In both his allegorical and spiritual autobiographies (The retreat of the pilgrim and Surprised by joy), Lewis confesses the many false baits he followed in seeking the true source of his happiness. in the the pain problem, A foreword to Paradise Lost, Perelandraand An observed sadnesshe unpacks the connections between disobedience and pain and obedience and grace.
He confesses the many false temptations he has followed in seeking the true source of his happiness.
At all Narnia Books will not be fully forgiven and restored by Aslan to Lewis’ child heroes until they fully know the nature of their sin and how they could have avoided it. in the The Space Trilogy and Until we have facesthe protagonists learn the need to submit appropriately to authority, as well as the need to act boldly when the occasion calls for it. in the The screw letters and The Big DivorceLewis explores the psychology of sin and traces the diabolical process by which we slowly dehumanize through a series of petty sins.

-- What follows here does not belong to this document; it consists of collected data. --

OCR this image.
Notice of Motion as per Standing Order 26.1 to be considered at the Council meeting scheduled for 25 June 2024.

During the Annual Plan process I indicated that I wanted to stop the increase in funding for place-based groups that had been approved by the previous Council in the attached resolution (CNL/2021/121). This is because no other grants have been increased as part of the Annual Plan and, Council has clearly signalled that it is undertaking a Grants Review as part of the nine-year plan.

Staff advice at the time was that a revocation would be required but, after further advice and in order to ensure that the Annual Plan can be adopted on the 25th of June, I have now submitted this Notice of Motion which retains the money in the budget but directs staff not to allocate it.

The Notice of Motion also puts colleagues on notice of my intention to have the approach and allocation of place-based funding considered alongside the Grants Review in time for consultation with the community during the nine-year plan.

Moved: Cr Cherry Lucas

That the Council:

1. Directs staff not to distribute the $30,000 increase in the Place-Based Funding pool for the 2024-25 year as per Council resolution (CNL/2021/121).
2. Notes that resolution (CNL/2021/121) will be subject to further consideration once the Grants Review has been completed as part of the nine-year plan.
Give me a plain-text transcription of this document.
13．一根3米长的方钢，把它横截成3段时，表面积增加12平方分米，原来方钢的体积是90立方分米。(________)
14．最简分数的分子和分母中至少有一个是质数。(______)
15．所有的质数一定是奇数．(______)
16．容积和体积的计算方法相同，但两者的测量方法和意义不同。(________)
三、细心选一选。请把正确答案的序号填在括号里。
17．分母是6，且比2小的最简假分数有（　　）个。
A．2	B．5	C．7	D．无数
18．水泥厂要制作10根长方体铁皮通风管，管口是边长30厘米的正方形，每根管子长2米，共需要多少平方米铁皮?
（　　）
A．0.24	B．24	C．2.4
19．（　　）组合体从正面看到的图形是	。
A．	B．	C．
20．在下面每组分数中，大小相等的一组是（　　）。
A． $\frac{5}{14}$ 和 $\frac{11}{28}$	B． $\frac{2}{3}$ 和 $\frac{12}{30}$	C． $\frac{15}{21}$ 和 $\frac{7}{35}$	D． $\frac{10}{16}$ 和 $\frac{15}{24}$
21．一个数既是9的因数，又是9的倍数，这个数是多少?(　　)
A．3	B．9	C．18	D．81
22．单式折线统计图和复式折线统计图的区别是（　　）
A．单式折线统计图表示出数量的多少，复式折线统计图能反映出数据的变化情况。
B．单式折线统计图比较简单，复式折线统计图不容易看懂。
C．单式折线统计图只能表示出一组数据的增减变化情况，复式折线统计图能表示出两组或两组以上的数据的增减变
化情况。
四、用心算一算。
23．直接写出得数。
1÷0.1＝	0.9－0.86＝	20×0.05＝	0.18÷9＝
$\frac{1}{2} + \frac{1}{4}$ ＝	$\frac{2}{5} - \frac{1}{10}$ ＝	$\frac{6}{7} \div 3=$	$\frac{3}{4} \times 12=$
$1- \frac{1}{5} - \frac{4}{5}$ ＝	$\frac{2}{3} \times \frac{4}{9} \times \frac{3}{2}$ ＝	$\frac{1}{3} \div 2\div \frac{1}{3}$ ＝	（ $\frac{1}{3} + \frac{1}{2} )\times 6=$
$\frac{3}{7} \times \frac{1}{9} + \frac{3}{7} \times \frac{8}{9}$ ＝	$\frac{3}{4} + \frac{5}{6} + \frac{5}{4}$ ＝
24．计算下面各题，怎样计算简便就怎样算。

November 22, 2023 marks the 60th anniversary of Lewis’ death, but I’m confident his reputation will only grow over the next 60 years. Indeed, given the current challenges facing the evangelical church in America, we desperately need Lewis’ voice in the four areas where he has excelled:
1. We need to find a subtler but more effective way of applying the Christian worldview to contemporary social and political problems that at first glance may seem divorced from a biblical understanding of reality.
2. We must base our defense of the biblical view of sex and gender on an incarnative understanding of humanity.
3. We must remind ourselves and our society that goodness, truth and beauty are not relative man-made concepts, but have their origin in God.
4. We must approach issues of justice from a perspective that reconciles societal factors with our status as voluntary beings whose choices have consequences.
May Lewis prove a courageous and winning leader as we strive to reclaim culture for Christ and the gospel.